The investigator may use one of the following tools to achieve compliance or to act as a deterrent.
Often offences occur due to ignorance of the law. Educating parties where appropriate about their rights and responsibilities under the Act can significantly reduce the likelihood of the offence occurring again.
The RTA seeks to encourage voluntary compliance where the parties to an investigation actively engage in the process.
Where education is not appropriate the investigator may issue a Caution Notice.
The Caution Notice reminds the party of their legislative requirements under the Act and puts them on notice that it will be taken into consideration when determining the outcome for any future breaches of the same section of the Act.

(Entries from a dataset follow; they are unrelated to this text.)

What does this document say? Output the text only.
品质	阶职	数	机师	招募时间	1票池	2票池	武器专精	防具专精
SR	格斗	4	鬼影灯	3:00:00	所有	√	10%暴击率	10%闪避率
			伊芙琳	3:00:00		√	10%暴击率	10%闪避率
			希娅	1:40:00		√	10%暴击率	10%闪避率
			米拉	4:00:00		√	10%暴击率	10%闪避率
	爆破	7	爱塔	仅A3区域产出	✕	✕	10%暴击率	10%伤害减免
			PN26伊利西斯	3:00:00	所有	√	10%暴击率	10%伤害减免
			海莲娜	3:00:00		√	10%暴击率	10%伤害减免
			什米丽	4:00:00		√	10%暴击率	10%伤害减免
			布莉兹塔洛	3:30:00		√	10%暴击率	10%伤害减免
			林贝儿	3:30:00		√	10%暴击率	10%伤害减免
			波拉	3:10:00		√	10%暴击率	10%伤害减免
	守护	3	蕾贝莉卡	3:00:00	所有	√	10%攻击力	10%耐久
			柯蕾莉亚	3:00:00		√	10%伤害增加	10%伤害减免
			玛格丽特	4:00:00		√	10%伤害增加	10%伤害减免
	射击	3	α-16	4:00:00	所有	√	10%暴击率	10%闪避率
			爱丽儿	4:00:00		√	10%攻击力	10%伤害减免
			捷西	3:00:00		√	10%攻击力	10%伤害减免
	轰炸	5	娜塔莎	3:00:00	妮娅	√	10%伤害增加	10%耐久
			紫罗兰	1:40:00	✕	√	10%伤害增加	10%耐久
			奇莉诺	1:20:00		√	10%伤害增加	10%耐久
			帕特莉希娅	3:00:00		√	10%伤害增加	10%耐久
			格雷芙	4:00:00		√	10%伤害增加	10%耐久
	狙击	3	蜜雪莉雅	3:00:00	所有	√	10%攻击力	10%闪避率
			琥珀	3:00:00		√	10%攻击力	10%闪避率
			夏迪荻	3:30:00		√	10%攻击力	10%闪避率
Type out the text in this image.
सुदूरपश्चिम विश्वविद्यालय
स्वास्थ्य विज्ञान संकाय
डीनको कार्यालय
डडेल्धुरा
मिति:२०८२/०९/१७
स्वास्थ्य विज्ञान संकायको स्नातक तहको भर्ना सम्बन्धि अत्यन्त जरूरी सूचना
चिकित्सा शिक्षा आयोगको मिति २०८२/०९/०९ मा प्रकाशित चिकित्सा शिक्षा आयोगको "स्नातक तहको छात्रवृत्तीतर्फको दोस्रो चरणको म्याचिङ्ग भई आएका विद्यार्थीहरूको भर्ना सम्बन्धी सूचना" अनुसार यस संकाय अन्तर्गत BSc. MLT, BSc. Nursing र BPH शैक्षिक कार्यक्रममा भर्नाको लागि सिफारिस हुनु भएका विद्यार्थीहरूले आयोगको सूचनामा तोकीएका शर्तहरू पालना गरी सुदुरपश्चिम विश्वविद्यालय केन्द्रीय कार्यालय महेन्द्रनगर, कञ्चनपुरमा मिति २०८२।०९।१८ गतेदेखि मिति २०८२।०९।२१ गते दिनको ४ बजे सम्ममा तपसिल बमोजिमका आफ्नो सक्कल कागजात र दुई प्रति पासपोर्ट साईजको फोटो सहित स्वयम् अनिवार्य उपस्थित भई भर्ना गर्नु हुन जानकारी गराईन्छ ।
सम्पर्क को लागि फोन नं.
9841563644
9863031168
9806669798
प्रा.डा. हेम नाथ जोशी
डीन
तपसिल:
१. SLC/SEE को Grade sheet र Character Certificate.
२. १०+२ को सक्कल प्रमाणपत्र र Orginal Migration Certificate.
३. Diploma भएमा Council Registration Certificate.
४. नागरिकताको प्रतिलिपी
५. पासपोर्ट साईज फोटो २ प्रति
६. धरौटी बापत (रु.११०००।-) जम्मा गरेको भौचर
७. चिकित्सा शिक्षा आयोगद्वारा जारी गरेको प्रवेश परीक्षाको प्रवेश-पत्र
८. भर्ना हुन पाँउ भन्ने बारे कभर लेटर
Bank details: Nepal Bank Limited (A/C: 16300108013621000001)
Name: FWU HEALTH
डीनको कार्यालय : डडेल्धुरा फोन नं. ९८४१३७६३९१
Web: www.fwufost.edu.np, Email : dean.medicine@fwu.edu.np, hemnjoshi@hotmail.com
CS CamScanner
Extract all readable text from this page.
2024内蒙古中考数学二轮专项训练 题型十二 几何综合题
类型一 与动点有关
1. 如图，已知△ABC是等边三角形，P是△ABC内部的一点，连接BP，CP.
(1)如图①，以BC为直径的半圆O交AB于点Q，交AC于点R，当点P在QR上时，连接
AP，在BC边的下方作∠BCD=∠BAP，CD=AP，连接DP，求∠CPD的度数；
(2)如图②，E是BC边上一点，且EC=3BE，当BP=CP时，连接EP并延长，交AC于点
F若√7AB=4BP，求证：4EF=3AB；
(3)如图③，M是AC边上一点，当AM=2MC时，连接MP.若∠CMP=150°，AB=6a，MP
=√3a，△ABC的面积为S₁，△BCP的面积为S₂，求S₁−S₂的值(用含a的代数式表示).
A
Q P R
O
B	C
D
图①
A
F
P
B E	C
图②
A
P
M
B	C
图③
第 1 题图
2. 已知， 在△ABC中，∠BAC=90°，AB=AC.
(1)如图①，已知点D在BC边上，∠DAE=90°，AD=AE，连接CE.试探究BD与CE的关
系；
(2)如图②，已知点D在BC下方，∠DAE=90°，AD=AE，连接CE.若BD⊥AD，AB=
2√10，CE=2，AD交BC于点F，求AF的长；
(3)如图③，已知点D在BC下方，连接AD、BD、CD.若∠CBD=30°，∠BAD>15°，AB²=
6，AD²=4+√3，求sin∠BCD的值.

Penalty Infringement Notices (PIN)
A PIN is a monetary fine that the RTA may issue to an individual or an organisation for committing an offence against the Act. A PIN may be issued for more serious offences that are not suitable for prosecution. More information is available on Penalty Infringement Notices.
In very serious cases the RTA may commence criminal proceedings against an individual or corporation in the Magistrates Court. This is a different legal avenue to the Queensland Civil Administrative Tribunal (QCAT) where unresolved tenancy disagreements can be heard.
If the other party is found guilty, the RTA may publish the court results for consumer protection and to encourage voluntary compliance with the Act through increased awareness. More information is available on prosecutions.
Parties to an investigation can request a formal review of the decisions and the process if they are dissatisfied with the outcome.